Il Barbera d’Asti, visita alla cantina Braida. Di Simone Mussetti

Il Barbera d’Asti, visita alla cantina Braida.
È il vitigno più coltivato in Piemonte, quel vitigno che ha dato alle luce molte delle DOC piemontesi, è un vino talmente iconico e rappresentativo da meritarsi tante citazioni d’autore:

“Generosa Barbera, bevendola ci pare d’esser soli in mare sfidanti una Bufera” scriveva, nel 1906, Giosuè Carducci, ma rimandano a questo vino e a queste terre anche alcuni passaggi di Cesare Pavese ed altrettanti versi dell’indimenticato Giorgio Gaber. Lei è sua maestà, la Barbera.

Trascurando le già battutissime disquisizioni sull’opportunità di un articolo maschile o femminile – chi è piemontese sa come nella parlata quotidiana solitamente si adoperi il maschile per indicare il vitigno, ma si preferisca di gran lunga il femminile per indicare il vino – è invece quanto mai interessante perdersi nella storia e nelle caratteristiche di queste uve, capaci di affascinare, un po’ più o un po’ meno, qualsiasi palato.

Per lasciarmi guidare in questo viaggio, mi affido a uno dei padri fondatori, se così possiamo dire, del Barbera, o almeno di quello che conosciamo oggi: l’azienda del compianto Giacomo Bologna, che come il padre era soprannominato “Braida” per via della somiglianza fisica con il campione di pallone elastico, e che dal 1961 ha guidato l’omonima cantina.
Ci troviamo in un piccolo paese di poco più di 1000 abitanti in provincia di Asti, a Rocchetta Tanaro, un borgo che ha fatto, sin dal Neolitico, della presenza del fiume Tanaro la sua più grande fortuna, nonostante non manchino talvolta eventi alluvionali considerevoli; non di rado accade che il suolo argilloso restituisca alla luce importantissimi fossili di quell’epoca.
A Giacomo, dicevamo, si devono, infatti, le prime sperimentazioni che hanno permesso alla Barbera di accrescere il suo prestigio, lasciandosi alle spalle quel suo appellativo in dialetto monferrino, “barberasa”, che non voleva essere un insulto, ma che ne rimarcava comunque la “grossezza”, la carnosità: “vino spesso, rotondo, carnoso, quadrato di corpo, quando scrive nella tovaglia deve essere nero e fortemente affermativo” scriveva Depero.
Guidato dalla voglia di innovazione, senza per la volontà di discostarsi da un prodotto che aveva già una sua ben delineata identità, Giacomo lavora per ottenere un vino meno sbilanciato, da pasto sì, ma capace di diffondersi oltre il mero pranzo dei contadini in vigna, o nei campi, e tenta l’introduzione della barrique, sull’esempio francese: il successo non tarda ad arrivare, così come anche i primi riconoscimenti nazionali ed internazionali.
Oggi Cantina Braida, è condotta dai figli di Giacomo: Raffaella e Giuseppe e conserva botti grandi e barrique, e accanto ai vitigni autoctoni, non manca di cimentarsi in colture internazionali.
Le sue etichette riflettono questa storia, sì forse recente, ma incisiva. E allora sarà “La Monella” a portarci simbolicamente alle origini, una barbera frizzante, com’è tradizione nel Monferrato, a differenza dell’albese per esempio, rifermentato in autoclave: vino fresco, da consumarsi tendenzialmente giovane, così da poterne apprezzare appieno freschezza ed effervescenza.

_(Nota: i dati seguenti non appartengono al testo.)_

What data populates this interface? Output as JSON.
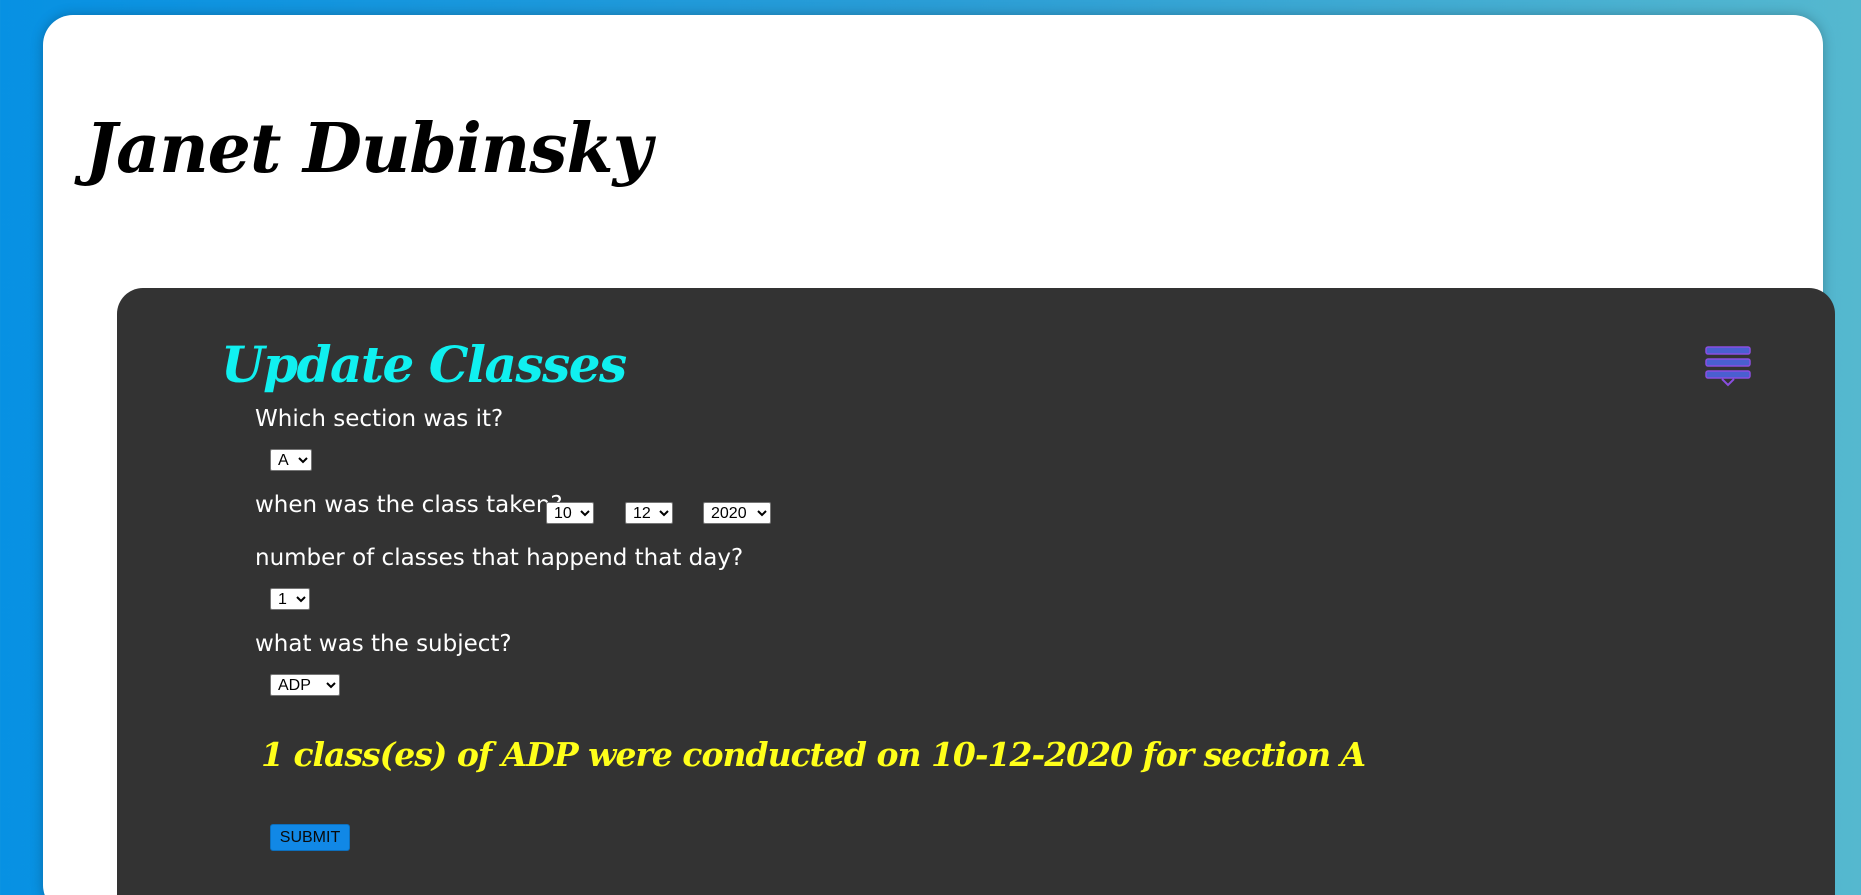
{
  "header": {
    "owner_name": "Janet Dubinsky"
  },
  "panel": {
    "title": "Update Classes",
    "menu_icon": "stacked-lines-menu-icon",
    "title_color": "#10f0f0",
    "summary_color": "#ffff1a",
    "accent_color": "#1188e6"
  },
  "form": {
    "section_question": "Which section was it?",
    "section_value": "A",
    "date_question": "when was the class taken?",
    "day_value": "10",
    "month_value": "12",
    "year_value": "2020",
    "count_question": "number of classes that happend that day?",
    "count_value": "1",
    "subject_question": "what was the subject?",
    "subject_value": "ADP",
    "summary": "1 class(es) of ADP were conducted on 10-12-2020 for section A",
    "submit_label": "SUBMIT"
  }
}
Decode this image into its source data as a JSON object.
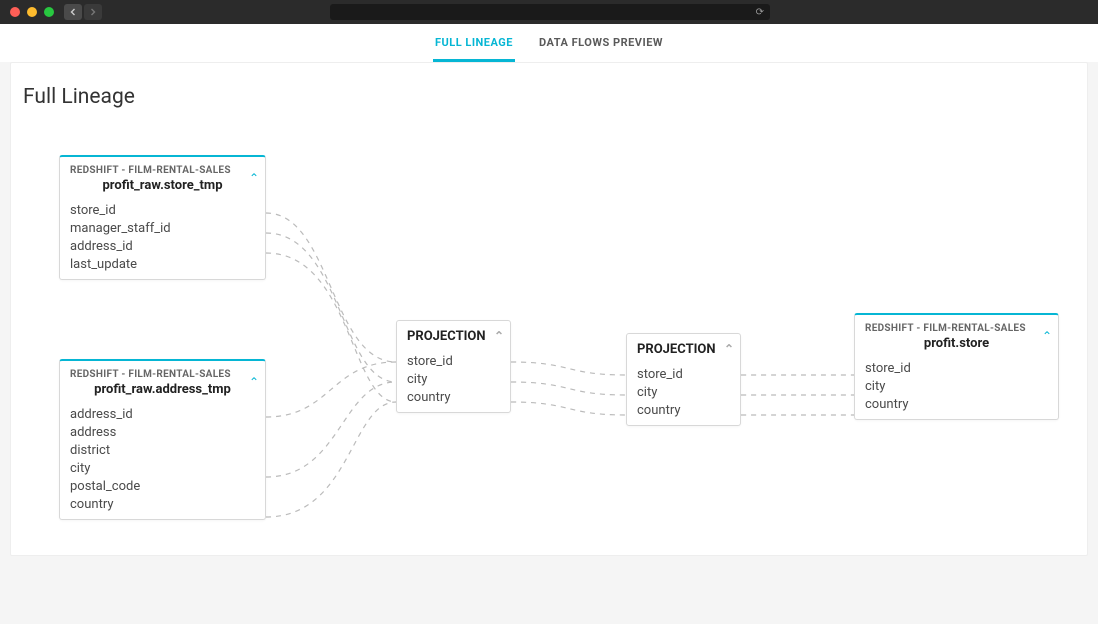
{
  "tabs": {
    "full_lineage": "FULL LINEAGE",
    "data_flows_preview": "DATA FLOWS PREVIEW",
    "active": "full_lineage"
  },
  "page": {
    "title": "Full Lineage"
  },
  "nodes": {
    "store_tmp": {
      "source": "REDSHIFT - FILM-RENTAL-SALES",
      "name": "profit_raw.store_tmp",
      "fields": [
        "store_id",
        "manager_staff_id",
        "address_id",
        "last_update"
      ]
    },
    "address_tmp": {
      "source": "REDSHIFT - FILM-RENTAL-SALES",
      "name": "profit_raw.address_tmp",
      "fields": [
        "address_id",
        "address",
        "district",
        "city",
        "postal_code",
        "country"
      ]
    },
    "projection1": {
      "title": "PROJECTION",
      "fields": [
        "store_id",
        "city",
        "country"
      ]
    },
    "projection2": {
      "title": "PROJECTION",
      "fields": [
        "store_id",
        "city",
        "country"
      ]
    },
    "profit_store": {
      "source": "REDSHIFT - FILM-RENTAL-SALES",
      "name": "profit.store",
      "fields": [
        "store_id",
        "city",
        "country"
      ]
    }
  },
  "colors": {
    "accent": "#06b6d4"
  }
}
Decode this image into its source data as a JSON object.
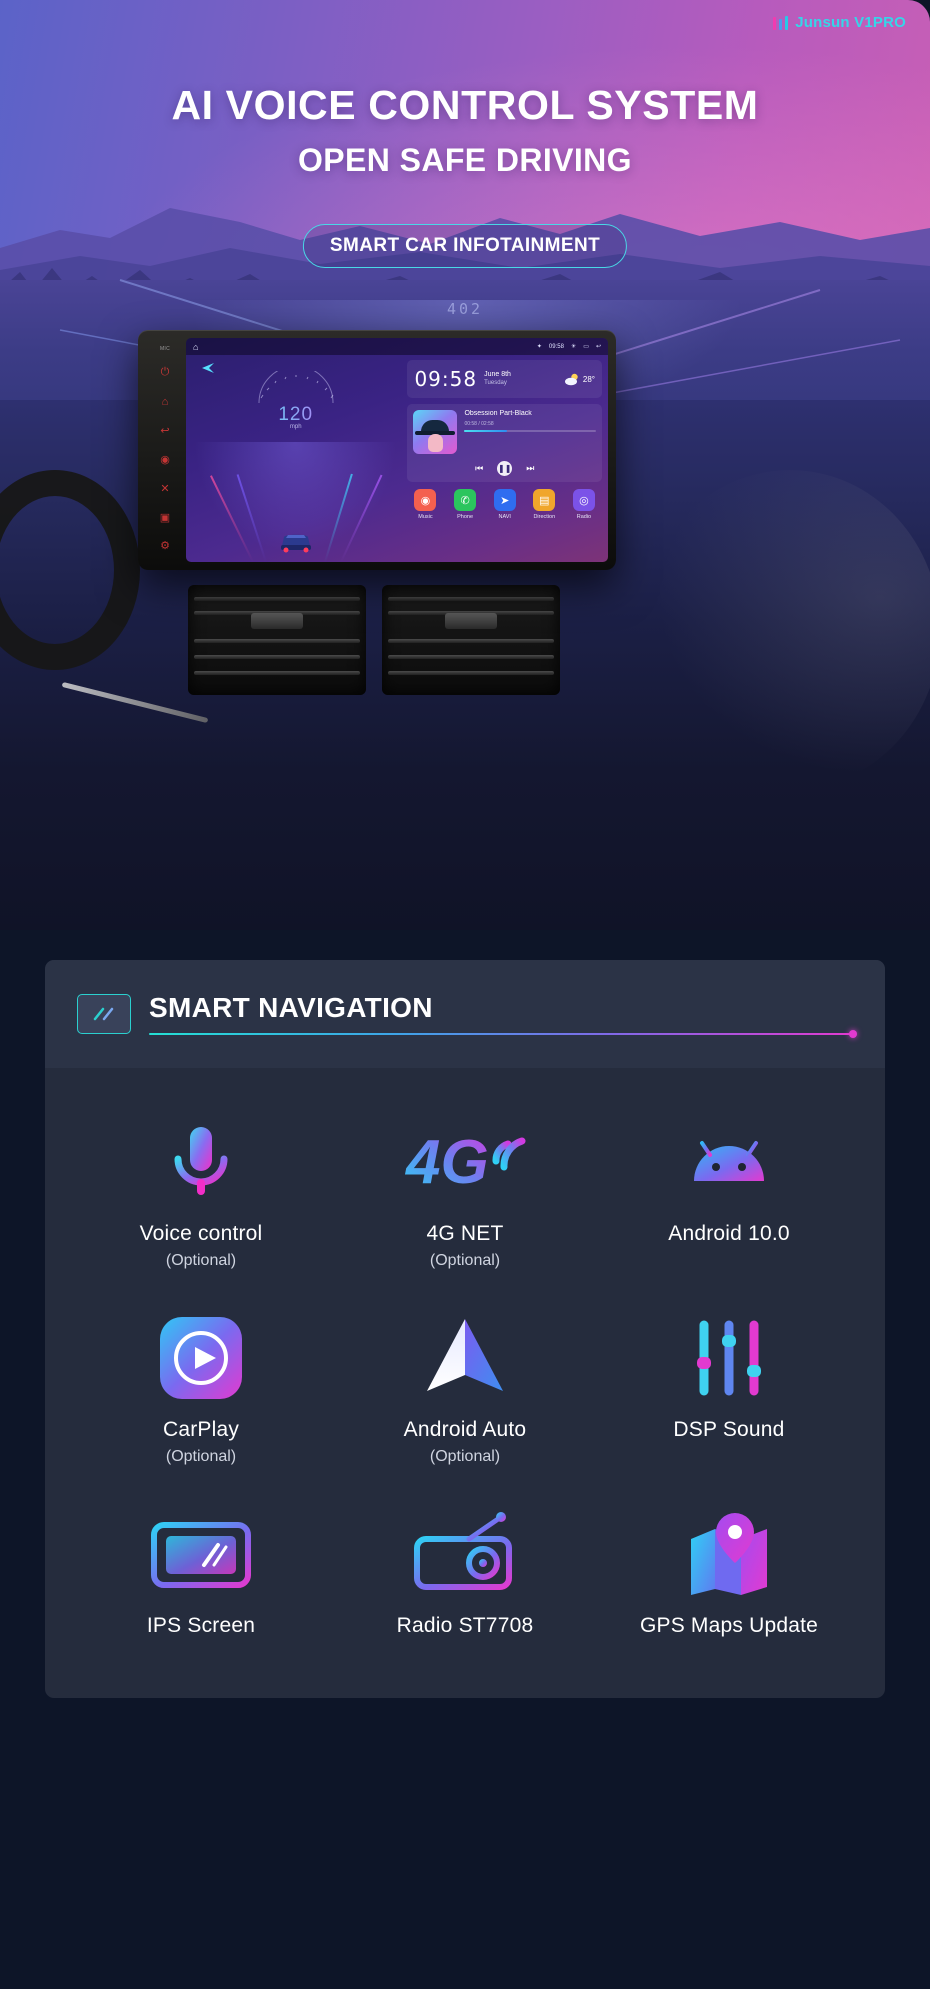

Ma il nostro assaggio inizia invece da uno storico Cru di Barbera di Rocchetta Tanaro: “Montebruna”. Nel mio calice un vino rosso fermo, deciso, rubino con riflessi violacei, una buona intensità al naso riconfermata poi dal gusto, che accoglie un deciso aroma di frutta rossa come fragole mature, amarene, e poi spezie, come il pepe bianco e la noce moscata, infine addirittura una pennellata di smalto. Profondo e armonioso, quest’ottimo Barbera d’Asti mi stupisce per equilibrio e bevibilità.


E se qui abbiamo dato prova di un Barbera “addomesticato”, allora non possiamo non soffermarci, ora, su un esperimento di livello successivo, ovvero sul “Bacialè” che… in origine era, secondo la tradizione piemontese, la figura che combinava i matrimoni! Proprio come in un matrimonio, infatti, Cantine Braida ha saputo sposare tra loro le caratteristiche del Barbera con alcuni vitigni internazionali come il Merlot, il Cabernet Sauvignon, il Cabernet Franc e l’aristocratico Pinot Nero. Un sodalizio, a mio modo di vedere, ben riuscito, dal quale nasce un Monferrato rosso DOC complesso, che al naso rivela sentori di frutti rossi –fragole e ciliegie mature – e neri – more e prugne su tutti – per poi sorprendere con accenni di sottobosco, spezie e cuoio.


Bricco dell’Uccellone” è invece forse l’etichetta più conosciuta della cantina. Anche qui il nome, che suscita un sorriso ai più maliziosi, deriva da una non meglio definita signora, la cui colpa era di avere… un naso piuttosto importante, quanto il becco di un uccello. L’accoppiamento Barbera– barrique disvela qui il suo massimo risultato: le dolci carezze delle piccole botti in legno alla francese fanno sì che il percorso gustativo iniziato, come sempre, con ciliegie e susine mature, si concluda con numerosi sentori secondari e terziari, come tabacco, torrefazione, cioccolato amaro e cuoio e vaniglia. Al sorso, si conferma un vino decisamente importante, che con i suoi 16,5% è in grado di meravigliare e mettere d’accordo tutti su spessore e corposità.
Concludo il mio viaggio con Braida, degustando il “Bricco della Bigotta”, altro nome che potrebbe condurre alla conclusione di un vino bacchettone, morigerato e timido. Tutt’altro! In questo Barbera d’Asti oltre all’amarena matura ho accolto, con piacere la fragranza della prugna, liquirizia, vaniglia, fichi canditi sulla fine. Una nota di ferrosità iniziale, nei casi in cui il vino non dovesse essere stato sufficientemente lasciato a decantare, potrebbe dapprima impensierire il consumatore, tuttavia l’invito è invece quello di accettare e assecondare, perché solo così si potrà capire un vino tanto complesso, strutturato, di carattere, un vino che proviene da terre di duro lavoro, da persone di poche parole, ma con l’animo nobile, un vino scuro e sostanzioso che ha per imparato ad esprimersi anche in poesia, e che è nel cuore di ogni buon piemontese, e non solo.